De telles transformations, selon nos ennemis et ceux qui prétendaient avoir procédé au « dépassement du marxisme », mettaient définitivement le marxisme et son matérialisme brut en crise. Finalement le « travail intellectuel » avait sa digne reconnaissance dans la société, ou encore il ouvrait, envoyant en l’air la théorie de la valeur-travail, de nouvelles possibilités d’émancipation. En réalité les derniers développements du capitalisme ont remisé au grenier les interprétations vulgaires, mécaniques, grossièrement matérialistes. Et pourtant Marx l’avait dit : la valeur n’est pas une propriété physique des marchandises, mais le reflet d’un rapport social déterminé, l’échange des produits du travail humain au sein de l’anarchie mercantile. Le travail humain dans le cadre du marché créée des valeurs indépendamment de la forme de la valeur d’usage dans lequel il s’est concrétisé. Contrairement au « socialisme virtuel » en marche à travers le « réseau » dans lequel divaguent des théoriciens comme Toni Negri[99], le capital, incorporant les connaissances, les soumet aux besoins de valorisation tendant ainsi à la prolétarisation des intellectuels. Comme l’avaient anticipé Marx et Engels en 1847, la bourgeoisie « a transformé le médecin, le juriste, le prêtre, le poète, l’homme de sciences, en salariés à ses ordres »[100].

Il est vrai que de nombreux « marxistes » ont rendu un fier service à la théorie en refusant obstinément d’admettre que la révolution technologique stimulée par la crise de 1973–75 avait modifié la structure de la base productive, rendant obsolète les instruments statistiques avec lesquels on avait jusqu’alors évalué son état de santé et son degré de développement.

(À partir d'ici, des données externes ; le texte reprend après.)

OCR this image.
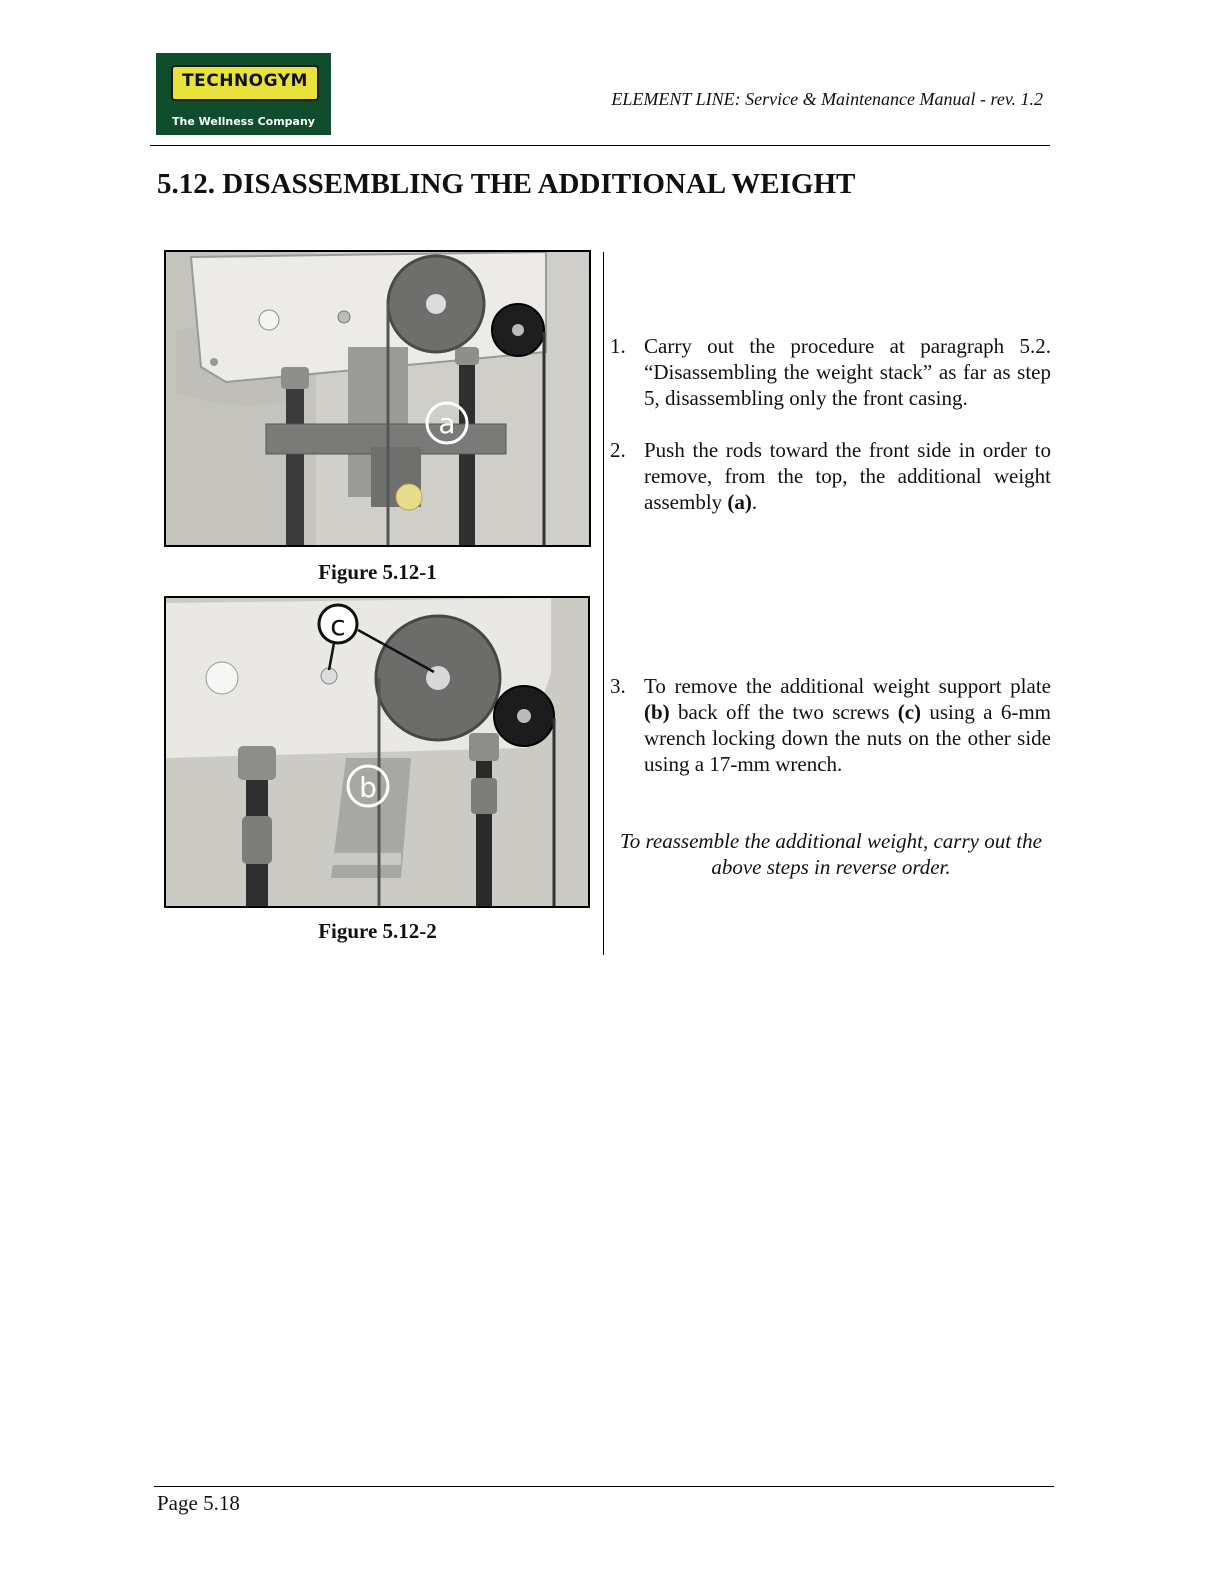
TECHNOGYM
The Wellness Company
ELEMENT LINE: Service & Maintenance Manual - rev. 1.2
5.12. DISASSEMBLING THE ADDITIONAL WEIGHT
a
Figure 5.12-1
c
b
Figure 5.12-2
1. Carry out the procedure at paragraph 5.2. “Disassembling the weight stack” as far as step 5, disassembling only the front casing.
2. Push the rods toward the front side in order to remove, from the top, the additional weight assembly (a).
3. To remove the additional weight support plate (b) back off the two screws (c) using a 6-mm wrench locking down the nuts on the other side using a 17-mm wrench.
To reassemble the additional weight, carry out the above steps in reverse order.
Page 5.18
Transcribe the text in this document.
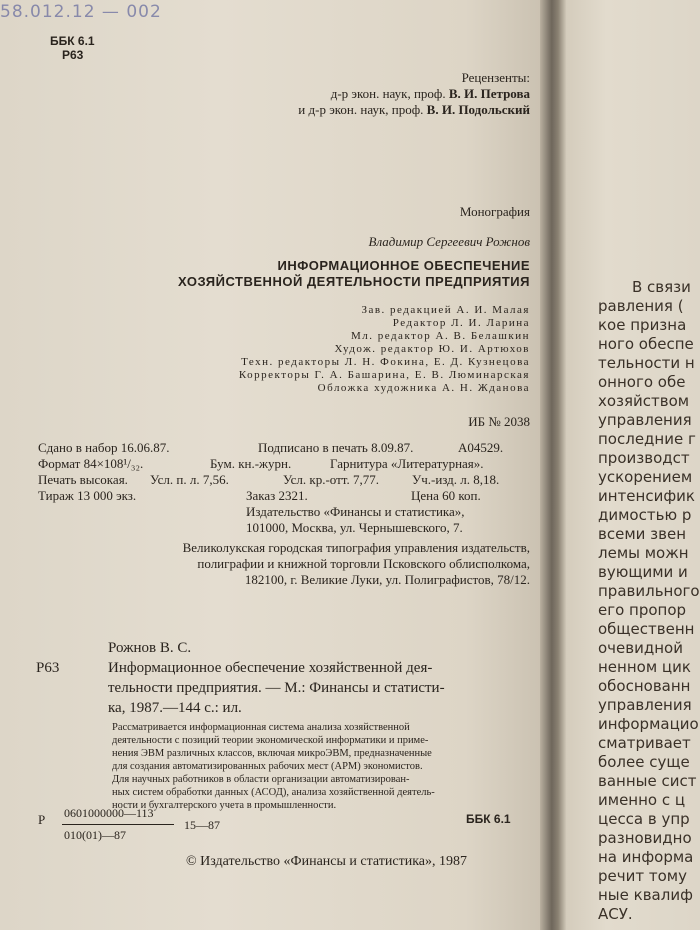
58.012.12 — 002
ББК 6.1
Р63
Рецензенты:
д-р экон. наук, проф. В. И. Петрова
и д-р экон. наук, проф. В. И. Подольский
Монография
Владимир Сергеевич Рожнов
ИНФОРМАЦИОННОЕ ОБЕСПЕЧЕНИЕ
ХОЗЯЙСТВЕННОЙ ДЕЯТЕЛЬНОСТИ ПРЕДПРИЯТИЯ
Зав. редакцией А. И. Малая
Редактор Л. И. Ларина
Мл. редактор А. В. Белашкин
Худож. редактор Ю. И. Артюхов
Техн. редакторы Л. Н. Фокина, Е. Д. Кузнецова
Корректоры Г. А. Башарина, Е. В. Люминарская
Обложка художника А. Н. Жданова
ИБ № 2038
Сдано в набор 16.06.87.	Подписано в печать 8.09.87.	А04529.
Формат 84×108¹/₃₂.	Бум. кн.-журн.	Гарнитура «Литературная».
Печать высокая. Усл. п. л. 7,56.	Усл. кр.-отт. 7,77.	Уч.-изд. л. 8,18.
Тираж 13 000 экз.	Заказ 2321.	Цена 60 коп.
Издательство «Финансы и статистика»,
101000, Москва, ул. Чернышевского, 7.
Великолукская городская типография управления издательств,
полиграфии и книжной торговли Псковского облисполкома,
182100, г. Великие Луки, ул. Полиграфистов, 78/12.
Рожнов В. С.
Р63	Информационное обеспечение хозяйственной дея-
тельности предприятия. — М.: Финансы и статисти-
ка, 1987.—144 с.: ил.
Рассматривается информационная система анализа хозяйственной
деятельности с позиций теории экономической информатики и приме-
нения ЭВМ различных классов, включая микроЭВМ, предназначенные
для создания автоматизированных рабочих мест (АРМ) экономистов.
Для научных работников в области организации автоматизирован-
ных систем обработки данных (АСОД), анализа хозяйственной деятель-
ности и бухгалтерского учета в промышленности.
Р 0601000000—113
010(01)—87
15—87	ББК 6.1
© Издательство «Финансы и статистика», 1987
В связи
равления (
кое призна
ного обеспе
тельности н
онного обе
хозяйством
управления
последние г
производст
ускорением
интенсифик
димостью р
всеми звен
лемы можн
вующими и
правильного
его пропор
общественн
очевидной
ненном цик
обоснованн
управления
информацио
сматривает
более суще
ванные сист
именно с ц
цесса в упр
разновидно
на информа
речит тому
ные квалиф
АСУ.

Ainsi si la production d’acier et les « cols bleus » des métallos ou le « museau noir » des mineurs devaient encore être considérés comme les paramètres d’identification du capitalisme avancé, l’URSS d’avant l’écroulement de 1989, lorsque sa production d’acier était la plus haute du monde, aurait été le pays bourgeois le plus moderne. De même, si seules les marchandises « pesantes » produisaient de la valeur et de la plus-value, la diminution déjà ancienne du prolétariat industriel sur le total des actifs dans les pays capitalistes mûrs aurait envoyé le capitalisme à terre en entraînant non seulement la baisse du taux, mais aussi de la masse des profits. Il est vrai en fait qu’à côté de nombreuses activités improductives ou même parasitaires rendues possibles par la hauteur du taux de plus-value de la société moderne (commerce, intermédiaires, banques, assurances, finances, travail domestique, etc.) la catégorie statistique des « services » – qui aux USA emploie désormais 75 % de la population active, et en Italie 64 %[101] – comprend de nombreuses activités (en particulier liés à la production de processus cognitifs et technologiques, au tourisme, au transport, aux communications, etc.) productives au sens capitaliste puisque, comme l’explique Marx, ce qui est productif est, indépendamment de sa forme, le travail qui créée de la valeur et de la plus-value[102]. Par ailleurs, sous la rubrique « services », la statistique bourgeoise comptabilise des activités qui étaient jusqu’à hier considérées comme pleinement industrielles. On lit dans le passage suivant :
« L’expansion du secteur des services est généralement attribué en premier lieu à la restructuration du secteur industriel intervenue après la crise pétrolière de 1973–74. Par suite de la réorganisation du processus de production alors intervenu, les industries manufacturières ont eu recours toujours plus massivement à l’out-sourcing [sous-traitance], c’est-à-dire au transfert de leurs activités non-essentielles à des fournisseurs de services externes. En conséquence le secteur des services a assumé un rôle considérable dans la compétitivité globale de l’industrie manufacturière. En effet, la capacité d’un produit à être concurrentiel dépend d’une vaste gamme de services : déjà avant le début du process de production entrent en jeu des services sous la forme d’études de faisabilité, d’études de marchés, de design du produit, etc. Des services tels que le contrôle qualité, le leasing d’équipements, l’entretien et les réparations constituent des parties intégrantes du process de production. Dans la phase finale les services jouent un rôle fondamental non seulement dans le secteur de la publicité, des transports et de la distribution, mais aussi dans ceux de l’assistance aux clients (par exemple l’entretien et la formation de l’utilisateur). Enfin les services en matière de software, d’expertise en gestion, de formation, de télécommunication, d’assurance et d’intermédiation financière sont toutes fondamentales) pour le bon fonctionnement d’une entreprise »[103].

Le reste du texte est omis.